Compétitif
(Venise, Cannaregio, 23 janvier)
Ce sont des squatters qui l’ont trouvé. Un jeune couple venu là pour s’aimer après avoir fracturé la porte. La maison semblait abandonnée depuis des années. A l’intérieur tout était impeccablement rangé sous une épaisse couche de poussière. L’homme était assis sur une chaise de rotin, le corps affalé sur un plateau de Scrabble posé sur une table. Son visage, ses mains étaient momifiés. Ses cheveux étaient très longs, noirs avec quelques mèches grises. Ils portait une chemise à petits carreaux fermée au col, un gilet de laine à losanges et un pantalon de velours gris. Des vêtements propres mais usés. Seul le pantalon était taché, une tache large, brune, sèche. Difficile de lui donner un âge avec cette peau parcheminée, mais il ne semblait pas si vieux, moins de soixante ans. Sur la table il y avait un répertoire avec une reliure de cuir. La plupart des pages étaient vides, une adresse et un numéro de téléphone à la lettre M, maman, deux numéros de téléphone à la lettre D, Daniel et Docteur, et un numéro à la lettre O, monsieur Olivetti. C’est tout.
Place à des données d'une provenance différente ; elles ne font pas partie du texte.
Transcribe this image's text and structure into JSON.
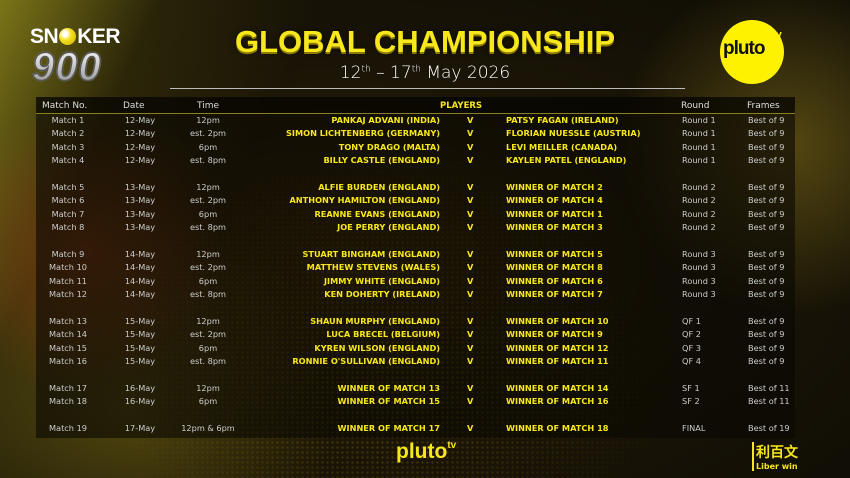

La tête de l’ homme reposait sur les lettres du jeu à peine déplacées. L’homme devait jouer seul au moment de son décès. Deux porte-lettres, l’un à sa gauche, l’autre à sa droite, dirigés dans sa direction, et une feuille de décompte des points avec deux colonnes, l’une à son nom, l’autre à son prénom, en attestaient. Dedante Salvatore, le nom sur la boite aux lettres remplie de prospectus publicitaires. Dedante avait 127 points, Salvatore 93.
Les bras de l’homme s’étendaient de part et d’autre du plateau de jeu. Dans sa main droite il tenait la lettre F. La lettre qu’il s’apprêtait à poser quand il s’est effondré, la dernière lettre du mot COMPÉTITIF, dont le deuxième T était sur une case mot compte triple.